Oleh: Haedar Nashir
Kondisi nasional maupun lokal menghadapi Pilkada 2018 dan Pemilu 2019 cenderung menghangat dengan segala dinamika dan kepentingan masing-masing. Elite dan partai politik terus bergiat melakukan berbagai usaha politik untuk mewujudkannya misi dan tujuannya. Perseteruan isu antar tokoh ikut meramaikan situasi, bahkan mulai memanas dengan segala agenda politiknya. Pro dan kontra satu isu dengan isu lainnya terus berkembang sebagai bagian dari dinamika politik itu.
Pencalonan Presiden dan Wakil Presiden sudah lama ramai di panggung politik dengan segala bumbu isu dan analissnya yang beragam di ruang publik. Demikian pula pencalonan anggota Dewan Perwakilan Rakyat (DPR) dan Dewan Perwakilan Daerah (DPD) mulai menghangat bukan hanya dari kalangan partai politik, bahkan untuk DPD melibatkan organisasi kemasyarakatan, yang sebenarnya bukan proporsinya untuk masuk pada percaturan politik praktis. Diperkirakan makin ke depan kian hangat suasana politik di negeri ini.

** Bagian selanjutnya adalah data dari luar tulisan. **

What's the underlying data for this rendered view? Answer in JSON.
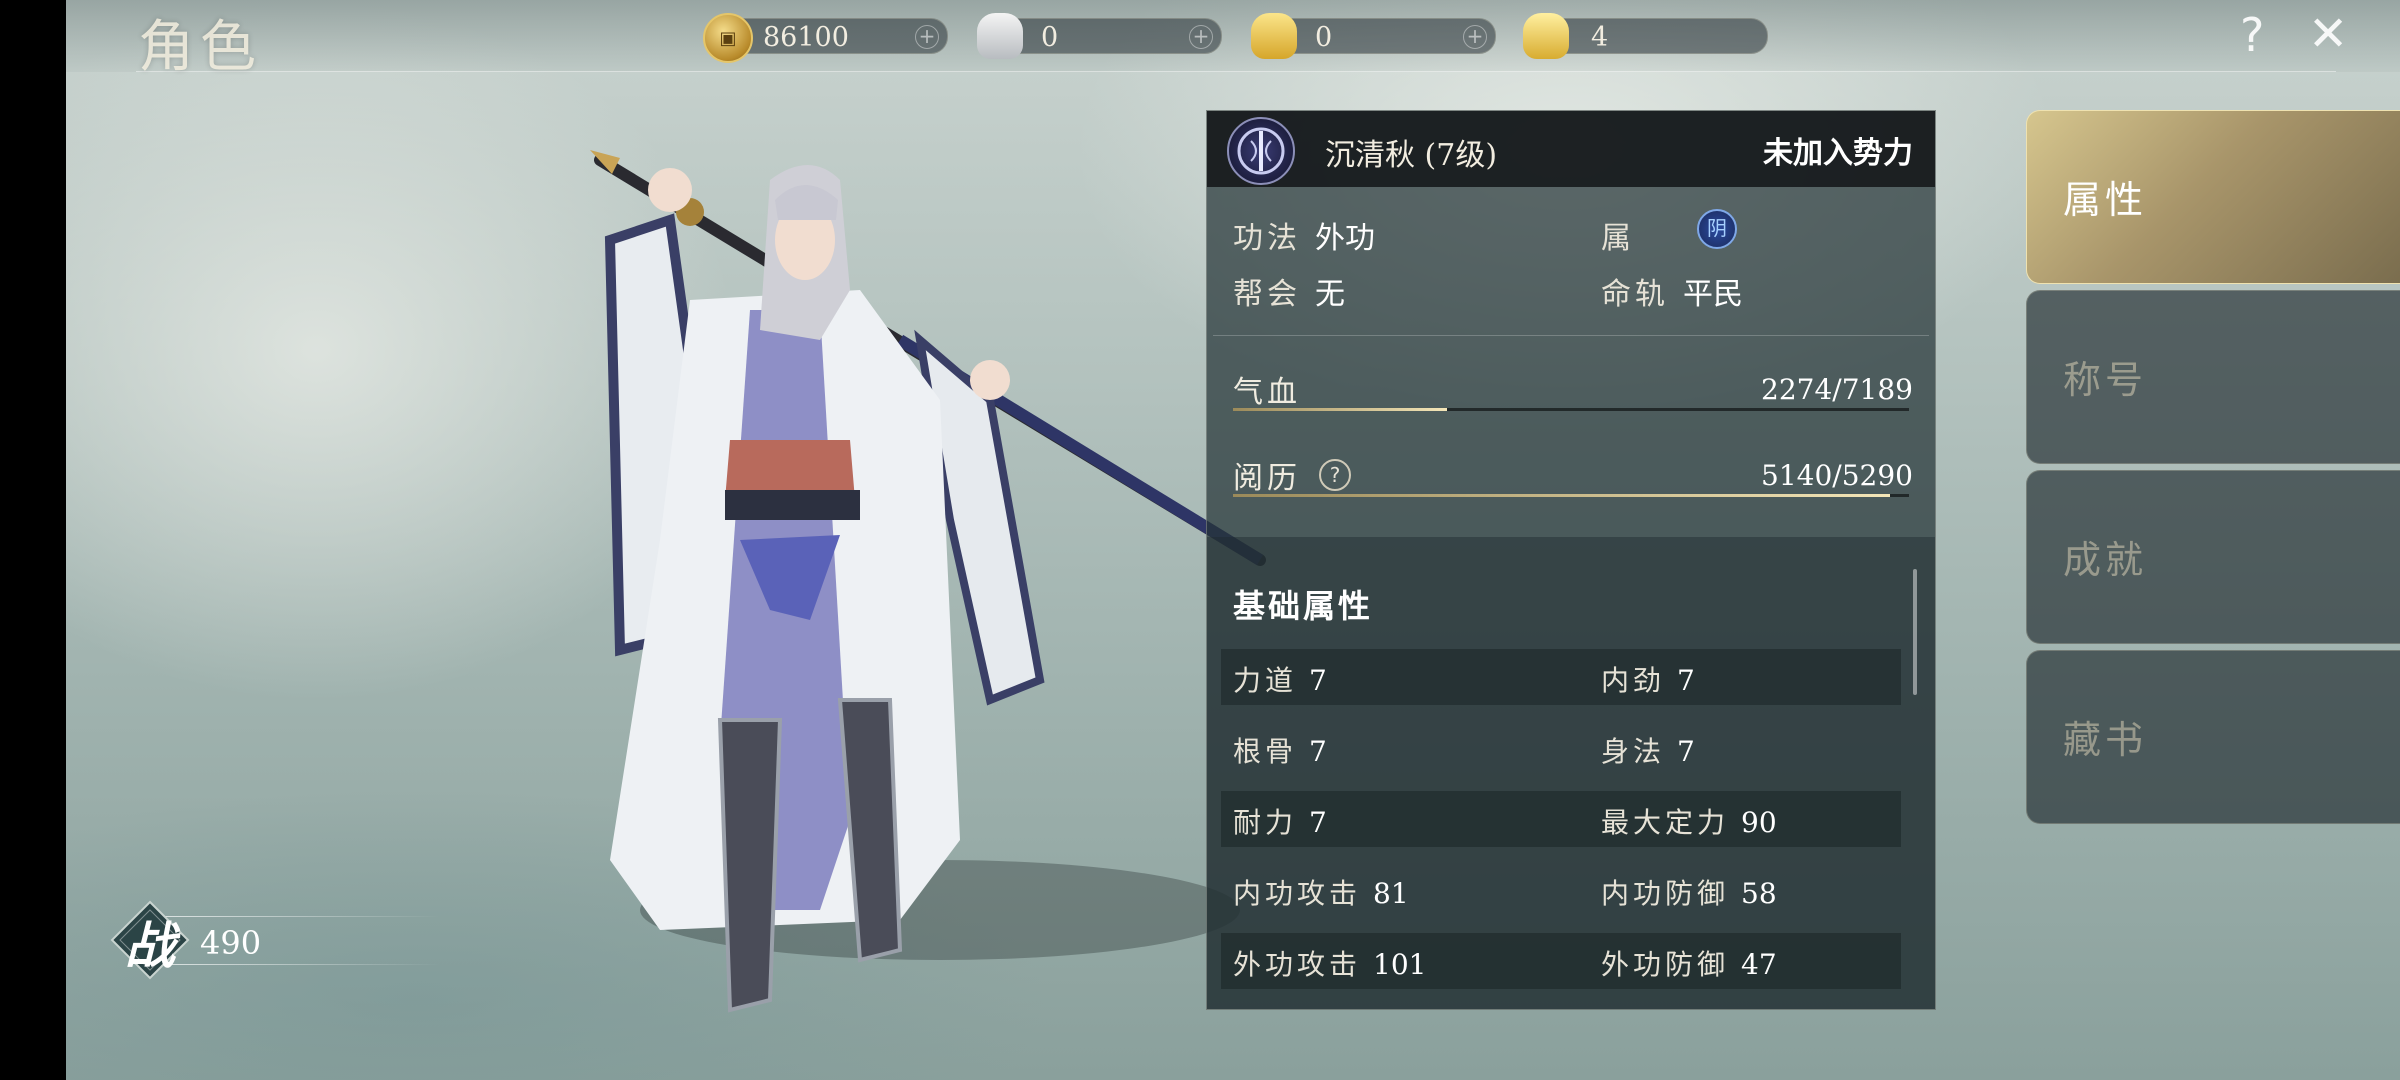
{
  "header": {
    "title": "角色"
  },
  "currencies": [
    {
      "icon": "copper-coin-icon",
      "value": "86100"
    },
    {
      "icon": "silver-ingot-icon",
      "value": "0"
    },
    {
      "icon": "gold-ingot-icon",
      "value": "0"
    },
    {
      "icon": "yuanbao-icon",
      "value": "4"
    }
  ],
  "controls": {
    "help": "?",
    "close": "✕"
  },
  "power": {
    "label": "战",
    "value": "490"
  },
  "profile": {
    "name": "沉清秋 (7级)",
    "faction": "未加入势力",
    "method_label": "功法",
    "method_value": "外功",
    "element_label": "属",
    "element_value": "阴",
    "guild_label": "帮会",
    "guild_value": "无",
    "fate_label": "命轨",
    "fate_value": "平民"
  },
  "bars": {
    "hp": {
      "label": "气血",
      "value": "2274/7189",
      "fraction": 0.316
    },
    "exp": {
      "label": "阅历",
      "value": "5140/5290",
      "fraction": 0.972
    }
  },
  "basic": {
    "title": "基础属性",
    "rows": [
      {
        "left_k": "力道",
        "left_v": "7",
        "right_k": "内劲",
        "right_v": "7"
      },
      {
        "left_k": "根骨",
        "left_v": "7",
        "right_k": "身法",
        "right_v": "7"
      },
      {
        "left_k": "耐力",
        "left_v": "7",
        "right_k": "最大定力",
        "right_v": "90"
      },
      {
        "left_k": "内功攻击",
        "left_v": "81",
        "right_k": "内功防御",
        "right_v": "58"
      },
      {
        "left_k": "外功攻击",
        "left_v": "101",
        "right_k": "外功防御",
        "right_v": "47"
      }
    ]
  },
  "tabs": [
    {
      "label": "属性",
      "active": true
    },
    {
      "label": "称号",
      "active": false
    },
    {
      "label": "成就",
      "active": false
    },
    {
      "label": "藏书",
      "active": false
    }
  ],
  "colors": {
    "accent_gold": "#d6c68e",
    "panel": "#26343a",
    "bar_fill": "#f4e6b8"
  }
}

Lebih-lebih dengan peran media sosial yang makin dominan. Satu isu akan ramai diperdebatkan dengan segala kontradiksinya satu sama lain. Media baru ini malahan dapat berubah menjadi kelompok-kelompok kepentingan (interes group) yang vokal dan masif. Kampanye dalam beragam corak justru menjadi lebih efektif dan dahsyat melalui berbagai jejaring media sosial yang canggih ini. Perseteruan politik malah makin seru dan panas dengan ujaran-ujaran dan pesan-pesan politik yang lebuh garang dan tidak ja4ang keras dan vulgar yang dapat merusak hubungan sosial antarkomponen bangsa.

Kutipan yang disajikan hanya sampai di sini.